ATA/668/2023 du 20.06.2023 ( EXPLOI ) , IRRECEVABLE

En fait
En droit
RÉPUBLIQUE ET CANTON DE GENÈVE

 

POUVOIR JUDICIAIRE

A/476/2022-EXPLOI ATA/668/2023

COUR DE JUSTICE

Chambre administrative

Arrêt du 20 juin 2023

1ère section

 

dans la cause

 

A______ recourante

contre

DÉPARTEMENT DE L'ÉCONOMIE ET DE L'EMPLOI intimé



EN FAIT

A. a. B______ Sàrl (ci-après : la société), dont le but social est le conseil pour les entreprises en ressources humaines, analyses et procédures, l’organisation d'activités sportives, notamment en vue du renforcement des relations entre collaborateurs (team building), avait pour administratrice A______.

b. Selon l’extrait du registre du commerce, par décision du 30 janvier 2018, la chambre civile de la Cour de justice (ci-après : la chambre civile) annulé le jugement déclaratif de faillite rendu le 7 décembre 2017, de sorte que la dissolution de la société était révoquée.

c.

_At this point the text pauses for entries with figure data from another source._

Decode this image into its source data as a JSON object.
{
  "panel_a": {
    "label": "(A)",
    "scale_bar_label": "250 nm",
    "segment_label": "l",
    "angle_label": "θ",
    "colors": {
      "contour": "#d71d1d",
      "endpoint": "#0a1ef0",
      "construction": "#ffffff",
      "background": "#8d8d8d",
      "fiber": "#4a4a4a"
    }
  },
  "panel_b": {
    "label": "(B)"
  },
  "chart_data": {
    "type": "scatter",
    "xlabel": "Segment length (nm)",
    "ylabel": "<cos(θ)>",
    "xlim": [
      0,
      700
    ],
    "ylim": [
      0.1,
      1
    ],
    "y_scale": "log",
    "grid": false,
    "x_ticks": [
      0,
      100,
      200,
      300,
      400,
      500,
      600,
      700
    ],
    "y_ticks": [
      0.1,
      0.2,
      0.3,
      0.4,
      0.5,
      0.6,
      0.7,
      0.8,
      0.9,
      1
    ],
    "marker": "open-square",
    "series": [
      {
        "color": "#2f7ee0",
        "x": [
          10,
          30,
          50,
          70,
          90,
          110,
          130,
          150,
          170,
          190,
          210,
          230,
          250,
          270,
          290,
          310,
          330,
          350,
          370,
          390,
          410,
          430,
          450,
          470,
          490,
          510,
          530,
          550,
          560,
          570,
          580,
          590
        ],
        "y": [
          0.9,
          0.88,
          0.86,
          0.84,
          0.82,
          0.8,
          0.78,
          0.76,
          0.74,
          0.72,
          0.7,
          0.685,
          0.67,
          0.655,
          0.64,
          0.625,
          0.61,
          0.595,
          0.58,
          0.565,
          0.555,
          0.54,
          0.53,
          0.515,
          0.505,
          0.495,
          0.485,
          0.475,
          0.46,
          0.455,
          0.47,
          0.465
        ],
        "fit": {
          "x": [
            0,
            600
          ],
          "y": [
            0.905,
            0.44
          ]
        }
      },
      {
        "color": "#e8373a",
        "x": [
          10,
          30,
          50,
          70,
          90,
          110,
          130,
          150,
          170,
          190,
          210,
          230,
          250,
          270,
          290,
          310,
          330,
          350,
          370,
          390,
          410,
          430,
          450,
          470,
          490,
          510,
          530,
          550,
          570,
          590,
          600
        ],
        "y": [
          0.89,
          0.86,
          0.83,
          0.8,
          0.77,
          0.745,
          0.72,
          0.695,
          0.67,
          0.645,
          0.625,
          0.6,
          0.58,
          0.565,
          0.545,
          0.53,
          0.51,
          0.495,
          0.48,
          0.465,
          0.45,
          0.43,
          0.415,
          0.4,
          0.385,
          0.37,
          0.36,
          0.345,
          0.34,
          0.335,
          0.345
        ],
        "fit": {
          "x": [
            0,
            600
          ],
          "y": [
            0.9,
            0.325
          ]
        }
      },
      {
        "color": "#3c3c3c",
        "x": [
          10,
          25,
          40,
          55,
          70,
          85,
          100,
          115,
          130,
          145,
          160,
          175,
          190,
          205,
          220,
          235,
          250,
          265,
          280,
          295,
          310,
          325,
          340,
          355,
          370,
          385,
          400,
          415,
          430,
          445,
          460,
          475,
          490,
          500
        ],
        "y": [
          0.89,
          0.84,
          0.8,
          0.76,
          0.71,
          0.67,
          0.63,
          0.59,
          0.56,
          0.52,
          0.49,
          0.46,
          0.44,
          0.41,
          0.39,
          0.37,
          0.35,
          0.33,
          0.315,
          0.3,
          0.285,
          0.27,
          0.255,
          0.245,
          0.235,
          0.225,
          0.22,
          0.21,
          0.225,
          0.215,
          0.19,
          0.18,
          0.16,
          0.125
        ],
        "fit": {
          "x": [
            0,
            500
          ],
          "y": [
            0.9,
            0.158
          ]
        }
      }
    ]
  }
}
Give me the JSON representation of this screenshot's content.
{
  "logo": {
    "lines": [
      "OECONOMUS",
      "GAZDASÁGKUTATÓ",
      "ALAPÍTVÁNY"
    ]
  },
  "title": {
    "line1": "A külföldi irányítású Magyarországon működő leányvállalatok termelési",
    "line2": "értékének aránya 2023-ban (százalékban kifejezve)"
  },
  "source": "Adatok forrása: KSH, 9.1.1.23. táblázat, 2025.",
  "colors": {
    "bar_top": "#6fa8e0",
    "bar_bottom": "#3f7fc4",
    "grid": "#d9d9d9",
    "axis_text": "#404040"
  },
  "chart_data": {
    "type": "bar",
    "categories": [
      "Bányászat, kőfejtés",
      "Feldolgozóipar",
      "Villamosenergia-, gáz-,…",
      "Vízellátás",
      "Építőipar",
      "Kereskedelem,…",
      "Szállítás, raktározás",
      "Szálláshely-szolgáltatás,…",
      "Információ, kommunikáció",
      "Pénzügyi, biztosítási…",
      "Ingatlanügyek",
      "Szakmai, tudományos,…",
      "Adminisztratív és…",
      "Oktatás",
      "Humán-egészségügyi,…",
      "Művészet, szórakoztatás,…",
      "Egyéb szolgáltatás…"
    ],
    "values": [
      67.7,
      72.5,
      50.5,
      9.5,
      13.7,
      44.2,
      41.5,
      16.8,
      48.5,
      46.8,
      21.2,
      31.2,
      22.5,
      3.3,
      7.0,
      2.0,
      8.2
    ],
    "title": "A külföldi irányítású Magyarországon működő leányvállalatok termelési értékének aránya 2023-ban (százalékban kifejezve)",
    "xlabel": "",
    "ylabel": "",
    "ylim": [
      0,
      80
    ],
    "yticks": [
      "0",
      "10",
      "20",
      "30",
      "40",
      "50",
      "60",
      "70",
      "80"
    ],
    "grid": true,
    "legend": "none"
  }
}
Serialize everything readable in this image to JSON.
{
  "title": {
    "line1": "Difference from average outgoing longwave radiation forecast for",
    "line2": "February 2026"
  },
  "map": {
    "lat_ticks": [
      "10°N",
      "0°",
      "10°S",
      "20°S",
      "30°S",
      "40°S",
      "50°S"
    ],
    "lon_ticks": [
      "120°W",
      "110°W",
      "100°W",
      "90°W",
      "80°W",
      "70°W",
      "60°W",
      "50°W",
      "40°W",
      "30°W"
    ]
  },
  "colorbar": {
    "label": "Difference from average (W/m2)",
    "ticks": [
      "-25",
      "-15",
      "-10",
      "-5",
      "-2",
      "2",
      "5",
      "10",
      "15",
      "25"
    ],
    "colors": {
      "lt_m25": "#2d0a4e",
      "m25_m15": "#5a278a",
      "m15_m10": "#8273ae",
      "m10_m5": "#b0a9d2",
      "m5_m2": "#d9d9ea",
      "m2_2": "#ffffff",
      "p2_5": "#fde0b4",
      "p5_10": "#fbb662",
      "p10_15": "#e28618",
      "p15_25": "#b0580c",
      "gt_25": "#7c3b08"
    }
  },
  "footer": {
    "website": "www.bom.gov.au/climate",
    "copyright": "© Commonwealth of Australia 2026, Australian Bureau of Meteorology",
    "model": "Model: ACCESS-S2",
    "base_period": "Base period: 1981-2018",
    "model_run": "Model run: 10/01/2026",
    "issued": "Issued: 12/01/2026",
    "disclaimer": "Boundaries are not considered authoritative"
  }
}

Par jugement du 30 septembre 2021, le Tribunal civil (ci-après : le TC) a prononcé la faillite de la société, avec effet le jour-même à 14h15.

d. Par décision du 26 octobre 2021, la chambre civile a accordé la suspension de l'effet exécutoire attaché au jugement de faillite du 30 septembre 2021 ainsi que la suspension des effets juridiques de l'ouverture de la faillite.

e. Par arrêt du 25 novembre 2021, la chambre civile a rejeté le recours contre le jugement du 30 septembre 2021 et a confirmé le jugement querellé, la faillite prenant effet le jour-même à 12 heures.

f. La procédure de faillite a été suspendue faute d'actifs par jugement du TC du 29 août 2022.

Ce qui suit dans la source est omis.